I’m not trying to undervalue personal freewill and willpower. I’ve already talked about their importance. But sometimes environment is stronger than willpower. Think of all ways that environment affects us. Here are some examples:
  • The way your parents raise you.
  • The way your culture conditions you.
  • The influence of your teammates and coaches.
  • Your socioeconomic class and the resources it provides for you.
  • The temptations you encounter on a daily basis (tv ads, peer pressure, easy access to drugs, etc.)
  • The era in time you live in (advancement in equipment, technology. Modern rules of the game fitting your style of play).
  • The weather of where you live (year round access to outside fields/courts).
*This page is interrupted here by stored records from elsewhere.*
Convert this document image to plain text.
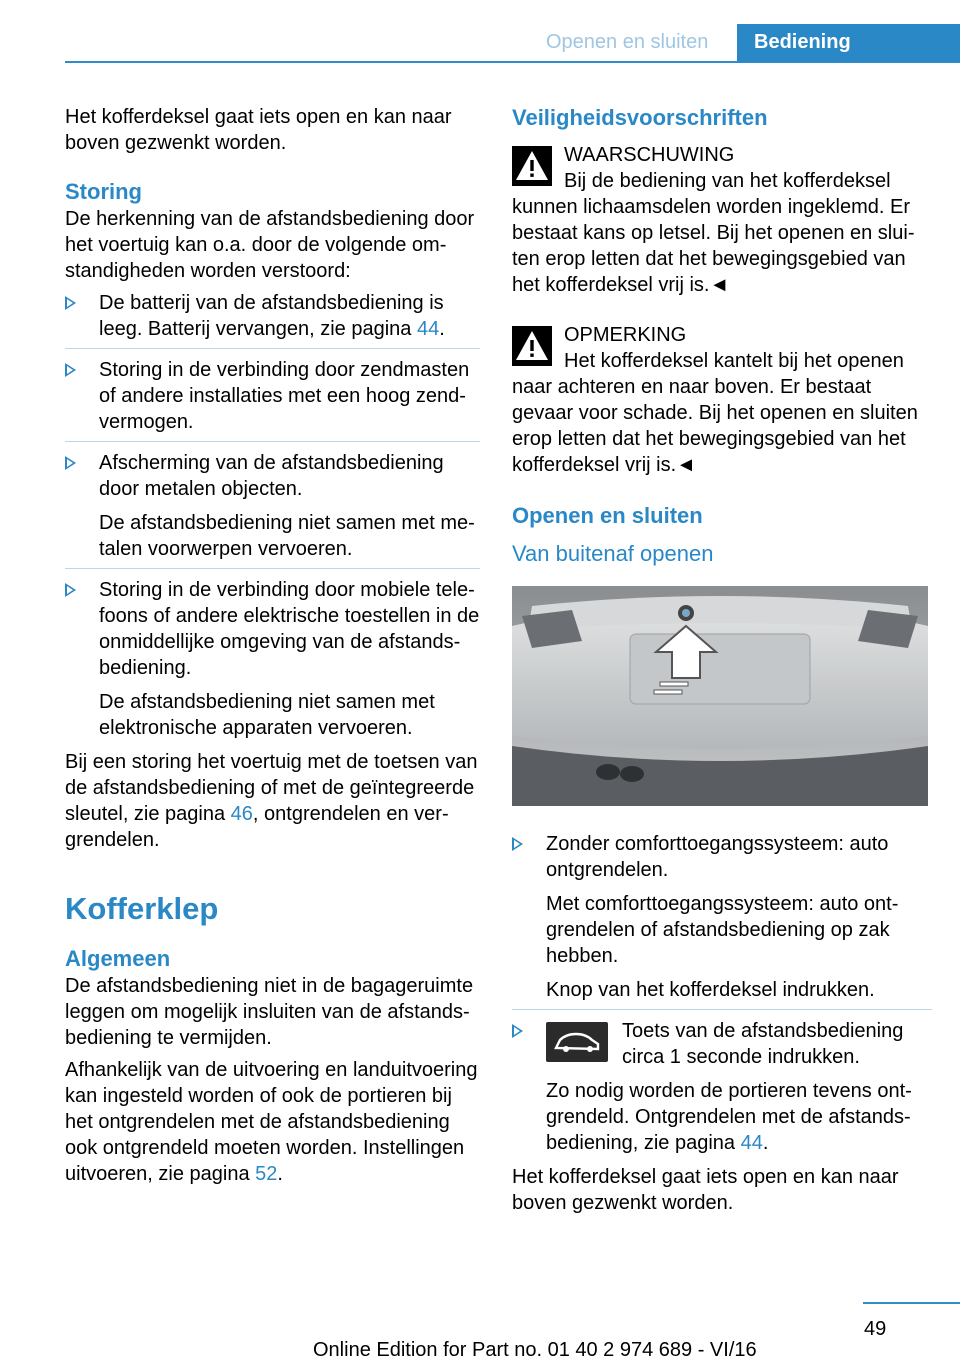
Openen en sluiten Bediening

Het kofferdeksel gaat iets open en kan naar boven gezwenkt worden.

Storing

De herkenning van de afstandsbediening door het voertuig kan o.a. door de volgende omstandigheden worden verstoord:

De batterij van de afstandsbediening is leeg. Batterij vervangen, zie pagina 44.

Storing in de verbinding door zendmasten of andere installaties met een hoog zendvermogen.

Afscherming van de afstandsbediening door metalen objecten.

De afstandsbediening niet samen met metalen voorwerpen vervoeren.

Storing in de verbinding door mobiele telefoons of andere elektrische toestellen in de onmiddellijke omgeving van de afstandsbediening.

De afstandsbediening niet samen met elektronische apparaten vervoeren.

Bij een storing het voertuig met de toetsen van de afstandsbediening of met de geïntegreerde sleutel, zie pagina 46, ontgrendelen en vergrendelen.

Kofferklep
Algemeen

De afstandsbediening niet in de bagageruimte leggen om mogelijk insluiten van de afstandsbediening te vermijden.

Afhankelijk van de uitvoering en landuitvoering kan ingesteld worden of ook de portieren bij het ontgrendelen met de afstandsbediening ook ontgrendeld moeten worden. Instellingen uitvoeren, zie pagina 52.

Veiligheidsvoorschriften

WAARSCHUWING

Bij de bediening van het kofferdeksel kunnen lichaamsdelen worden ingeklemd. Er bestaat kans op letsel. Bij het openen en sluiten erop letten dat het bewegingsgebied van het kofferdeksel vrij is.◄

OPMERKING

Het kofferdeksel kantelt bij het openen naar achteren en naar boven. Er bestaat gevaar voor schade. Bij het openen en sluiten erop letten dat het bewegingsgebied van het kofferdeksel vrij is.◄

Openen en sluiten
Van buitenaf openen

Zonder comforttoegangssysteem: auto ontgrendelen.

Met comforttoegangssysteem: auto ontgrendelen of afstandsbediening op zak hebben.

Knop van het kofferdeksel indrukken.

Toets van de afstandsbediening circa 1 seconde indrukken.

Zo nodig worden de portieren tevens ontgrendeld. Ontgrendelen met de afstandsbediening, zie pagina 44.

Het kofferdeksel gaat iets open en kan naar boven gezwenkt worden.

49
Online Edition for Part no. 01 40 2 974 689 - VI/16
  • Being in the right place at the right time (given a great opportunity, or avoiding a bad event).
To help better understand the influence of environment, I will provide some real world questions:
  • Has Tom Brady benefited from playing for the Patriots and Bill Belichick?
  • Would Stephen Curry be as successful if he played during the 1960’s (with no three point line)?
  • Would Rafael Nadal and Roger Federer be as good if they didn’t have each other to push each other to improve?
  • Would athletes who have gone from “rags to riches” succeeded without the motivation to escape poverty?
As you can see, environment, genes, and willpower all interact to shape your reality. For athletes such as Tom Brady and Stephen Curry, part of their success can be credited to their personal freewill and willpower and part of it can be credited to their environment. Because life is so complex and interconnected, it is very difficult to find out exactly how much willpower matters and how much environment matters. The important thing is to understand the importance of all three components of player development: genes, willpower, and environment, and not to over or undervalue any one of them. If you overvalue the importance of genes and environment, you won’t have the motivation and initiative to work hard. And if you overvalue the importance of willpower, you may be disappointed about your limitations or you will fail to put yourself in a better environment.

My advice is to value all three components about equally. Consider genes and environment when setting goals. Maximize your willpower to get the most out of your genes. And put yourself in a better environment to make it easier to succeed.

You can't completely control your environment, but here are some way that you can improve your environment:
  • Move to a location that give you more opportunities and resources.
  • Search for great coaches.
  • Surround yourself with good people.
  • Remove temptations (tv, junk food, etc.) from your house.
  • Don't place yourself in bad situations where you could get in trouble or get hurt.